The CWPA, at Government Code section 8547.2, defines the term “protected disclosure” as “any good faith communication that discloses or demonstrates an intention to disclose information that may evidence (1) an improper government activity or (2) any condition that may significantly threaten the health or safety of employees of the public if the disclosure or intention to disclose was made for the purpose of remedying that condition.” The CWPA does not define “good faith communication.” The court concluded that the good faith requirement for a protected disclosure requires “a complainant to submit a sworn statement attesting his or her complaint is true or believed by the affiant to be true, under penalty of perjury, and to provide the investigator with honest information.”

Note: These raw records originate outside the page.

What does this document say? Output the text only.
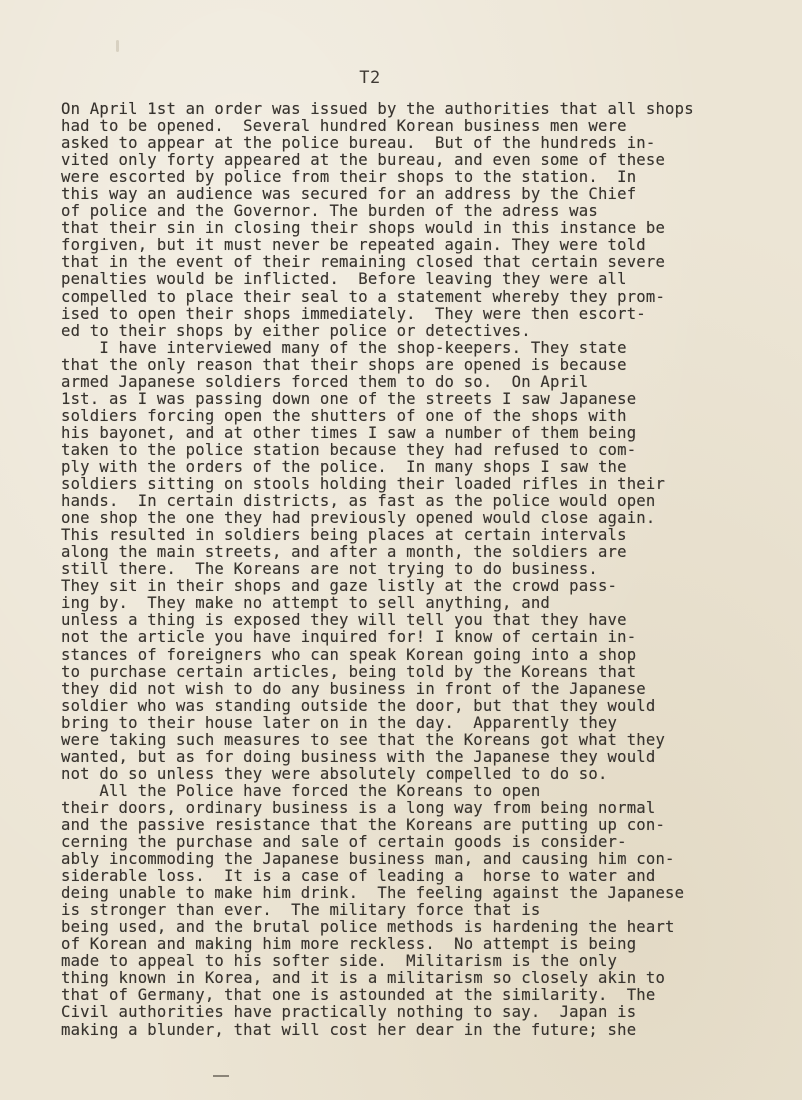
T2
On April 1st an order was issued by the authorities that all shops
had to be opened.  Several hundred Korean business men were
asked to appear at the police bureau.  But of the hundreds in-
vited only forty appeared at the bureau, and even some of these
were escorted by police from their shops to the station.  In
this way an audience was secured for an address by the Chief
of police and the Governor. The burden of the adress was
that their sin in closing their shops would in this instance be
forgiven, but it must never be repeated again. They were told
that in the event of their remaining closed that certain severe
penalties would be inflicted.  Before leaving they were all
compelled to place their seal to a statement whereby they prom-
ised to open their shops immediately.  They were then escort-
ed to their shops by either police or detectives.
I have interviewed many of the shop-keepers. They state
that the only reason that their shops are opened is because
armed Japanese soldiers forced them to do so.  On April
1st. as I was passing down one of the streets I saw Japanese
soldiers forcing open the shutters of one of the shops with
his bayonet, and at other times I saw a number of them being
taken to the police station because they had refused to com-
ply with the orders of the police.  In many shops I saw the
soldiers sitting on stools holding their loaded rifles in their
hands.  In certain districts, as fast as the police would open
one shop the one they had previously opened would close again.
This resulted in soldiers being places at certain intervals
along the main streets, and after a month, the soldiers are
still there.  The Koreans are not trying to do business.
They sit in their shops and gaze listly at the crowd pass-
ing by.  They make no attempt to sell anything, and
unless a thing is exposed they will tell you that they have
not the article you have inquired for! I know of certain in-
stances of foreigners who can speak Korean going into a shop
to purchase certain articles, being told by the Koreans that
they did not wish to do any business in front of the Japanese
soldier who was standing outside the door, but that they would
bring to their house later on in the day.  Apparently they
were taking such measures to see that the Koreans got what they
wanted, but as for doing business with the Japanese they would
not do so unless they were absolutely compelled to do so.
All the Police have forced the Koreans to open
their doors, ordinary business is a long way from being normal
and the passive resistance that the Koreans are putting up con-
cerning the purchase and sale of certain goods is consider-
ably incommoding the Japanese business man, and causing him con-
siderable loss.  It is a case of leading a  horse to water and
deing unable to make him drink.  The feeling against the Japanese
is stronger than ever.  The military force that is
being used, and the brutal police methods is hardening the heart
of Korean and making him more reckless.  No attempt is being
made to appeal to his softer side.  Militarism is the only
thing known in Korea, and it is a militarism so closely akin to
that of Germany, that one is astounded at the similarity.  The
Civil authorities have practically nothing to say.  Japan is
making a blunder, that will cost her dear in the future; she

Adler did not conclude Ohton was knowingly dishonest when he made the statement about Craft being drunk. The court found that “for CSU to conclude that Ohton did not have a good faith basis for reporting the allegations is on its face contradictory, and leads to the inference that CSU acted arbitrarily and capriciously.”
Adler concluded that because Ohton’s disclosure was hearsay and had been fully refuted, Ohton did not act in good faith. The court disagreed “that a whistleblower’s reliance on hearsay precludes a finding the complaint was a good faith protected disclosure.” The court stated, “Improper governmental activity is frequently difficult to uncover and whistleblowers will often need to rely on hearsay evidence, in part out of the informants’ fear of reprisals.” The court opined that “[t]o impose on whistleblowers the burden of reporting solely their percipient knowledge would inhibit them from freely reporting improper governmental activity” and would undermine the CWPA’s purpose.

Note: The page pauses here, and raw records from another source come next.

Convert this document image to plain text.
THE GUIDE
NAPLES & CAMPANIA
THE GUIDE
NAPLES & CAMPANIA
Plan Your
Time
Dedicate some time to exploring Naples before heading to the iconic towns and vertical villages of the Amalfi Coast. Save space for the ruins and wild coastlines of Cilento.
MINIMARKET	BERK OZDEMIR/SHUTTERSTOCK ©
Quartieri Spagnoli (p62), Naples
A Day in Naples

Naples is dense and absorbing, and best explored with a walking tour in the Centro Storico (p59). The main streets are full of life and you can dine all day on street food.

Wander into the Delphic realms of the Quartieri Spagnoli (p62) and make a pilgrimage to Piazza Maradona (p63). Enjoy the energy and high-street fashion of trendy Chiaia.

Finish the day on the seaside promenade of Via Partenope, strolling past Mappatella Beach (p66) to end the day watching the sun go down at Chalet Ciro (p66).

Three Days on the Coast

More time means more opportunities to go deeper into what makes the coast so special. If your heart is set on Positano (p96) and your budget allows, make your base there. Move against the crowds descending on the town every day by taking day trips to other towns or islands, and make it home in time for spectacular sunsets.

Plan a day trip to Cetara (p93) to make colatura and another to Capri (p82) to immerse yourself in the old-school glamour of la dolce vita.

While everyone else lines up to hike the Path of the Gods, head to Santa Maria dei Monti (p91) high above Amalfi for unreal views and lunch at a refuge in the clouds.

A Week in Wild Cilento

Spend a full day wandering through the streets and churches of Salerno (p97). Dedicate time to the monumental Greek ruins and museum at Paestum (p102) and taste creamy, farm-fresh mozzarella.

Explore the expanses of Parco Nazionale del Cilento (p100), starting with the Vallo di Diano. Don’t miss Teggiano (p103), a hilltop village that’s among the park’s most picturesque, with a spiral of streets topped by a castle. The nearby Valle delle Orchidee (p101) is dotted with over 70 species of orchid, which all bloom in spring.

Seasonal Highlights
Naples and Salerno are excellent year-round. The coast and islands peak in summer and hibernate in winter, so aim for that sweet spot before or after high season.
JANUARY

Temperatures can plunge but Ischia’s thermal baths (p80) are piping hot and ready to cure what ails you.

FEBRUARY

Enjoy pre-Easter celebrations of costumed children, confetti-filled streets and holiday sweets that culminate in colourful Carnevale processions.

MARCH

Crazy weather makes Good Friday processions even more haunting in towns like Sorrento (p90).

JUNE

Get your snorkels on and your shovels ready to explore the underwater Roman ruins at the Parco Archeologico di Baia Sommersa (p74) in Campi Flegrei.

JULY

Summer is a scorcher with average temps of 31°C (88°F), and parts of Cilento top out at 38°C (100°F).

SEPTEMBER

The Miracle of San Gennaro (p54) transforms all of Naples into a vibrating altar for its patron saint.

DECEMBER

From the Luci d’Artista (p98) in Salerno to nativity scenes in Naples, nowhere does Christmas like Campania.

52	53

Lack of good faith may also not be imputed to a complainant based on the fact that an investigation reveals the improper activity to be “fully refuted.” A determination of whether a disclosure is made in good faith must be “based on whether the complainant believed it was true or had reason to believe it was true at the time it was made.” Accordingly, the court concluded CSU applied the wrong legal standard to determine if Ohton acted in good faith.

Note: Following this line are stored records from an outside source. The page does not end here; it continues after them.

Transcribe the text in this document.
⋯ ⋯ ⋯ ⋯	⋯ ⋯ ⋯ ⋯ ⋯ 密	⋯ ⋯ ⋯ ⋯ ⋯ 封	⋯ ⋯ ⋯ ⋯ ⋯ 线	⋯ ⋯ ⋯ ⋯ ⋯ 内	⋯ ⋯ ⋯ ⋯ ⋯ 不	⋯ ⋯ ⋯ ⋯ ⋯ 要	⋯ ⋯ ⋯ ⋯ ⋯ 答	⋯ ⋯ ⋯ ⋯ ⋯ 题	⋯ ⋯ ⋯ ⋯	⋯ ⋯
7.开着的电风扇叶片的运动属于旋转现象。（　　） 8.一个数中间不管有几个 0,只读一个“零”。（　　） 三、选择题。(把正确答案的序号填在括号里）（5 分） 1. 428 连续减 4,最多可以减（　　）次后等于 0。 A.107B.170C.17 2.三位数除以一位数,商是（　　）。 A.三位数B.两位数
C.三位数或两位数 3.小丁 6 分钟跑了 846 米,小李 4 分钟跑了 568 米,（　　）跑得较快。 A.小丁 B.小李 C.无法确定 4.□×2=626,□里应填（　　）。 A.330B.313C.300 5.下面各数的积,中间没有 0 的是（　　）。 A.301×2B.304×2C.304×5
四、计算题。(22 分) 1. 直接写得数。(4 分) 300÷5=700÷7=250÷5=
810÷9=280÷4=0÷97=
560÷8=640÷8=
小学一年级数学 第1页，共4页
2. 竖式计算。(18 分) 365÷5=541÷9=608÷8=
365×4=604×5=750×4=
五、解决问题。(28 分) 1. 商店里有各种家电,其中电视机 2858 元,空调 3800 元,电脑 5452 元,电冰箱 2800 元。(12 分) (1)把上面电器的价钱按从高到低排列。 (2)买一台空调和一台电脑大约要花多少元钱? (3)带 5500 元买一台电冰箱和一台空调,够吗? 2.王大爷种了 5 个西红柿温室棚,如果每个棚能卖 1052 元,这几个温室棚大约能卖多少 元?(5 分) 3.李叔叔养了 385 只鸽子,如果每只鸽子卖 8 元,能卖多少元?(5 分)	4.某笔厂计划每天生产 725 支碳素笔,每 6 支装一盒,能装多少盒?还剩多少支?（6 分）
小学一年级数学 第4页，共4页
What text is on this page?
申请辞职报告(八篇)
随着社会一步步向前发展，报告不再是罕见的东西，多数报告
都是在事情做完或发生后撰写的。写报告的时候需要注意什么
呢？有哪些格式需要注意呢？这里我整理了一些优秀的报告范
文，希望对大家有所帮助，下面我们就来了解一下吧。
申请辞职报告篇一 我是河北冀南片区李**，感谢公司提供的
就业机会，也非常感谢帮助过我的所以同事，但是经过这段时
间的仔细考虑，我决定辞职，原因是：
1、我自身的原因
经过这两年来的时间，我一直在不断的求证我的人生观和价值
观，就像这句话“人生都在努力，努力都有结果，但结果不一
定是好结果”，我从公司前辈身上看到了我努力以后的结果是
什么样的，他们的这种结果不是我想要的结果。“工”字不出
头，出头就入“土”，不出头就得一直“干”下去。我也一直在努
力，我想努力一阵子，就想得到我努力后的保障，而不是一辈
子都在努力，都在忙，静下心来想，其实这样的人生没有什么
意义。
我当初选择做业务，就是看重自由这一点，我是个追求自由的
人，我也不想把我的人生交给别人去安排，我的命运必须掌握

The court also concluded “CSU’s final determination letter did not satisfactorily address Ohton’s complaint because it failed to identify the retaliators and address punishment and discipline.” Government Code section 8547.12 subdivision (b) provides that a person who retaliates against a CSU employee is subject to a fine not to exceed $10,000 and imprisonment in the county jail for up to one year. An employee who engages in retaliation “shall also be subject to discipline by the university.”
CSU’s final determination letter failed to state whether any employee “who intentionally retaliated against Ohton was punished or disciplined in any manner, and if not, why not.” The court found that because the Legislature designated retaliation as a criminal offense, “when CSU makes a finding of retaliation, to satisfactorily address the whistleblower complaint, its determination letter must state whether the matter was referred to criminal prosecution, and if not why.” Because CSU was silent on the issue of punishment and discipline, it did not satisfactorily address Ohton’s complaint of retaliation.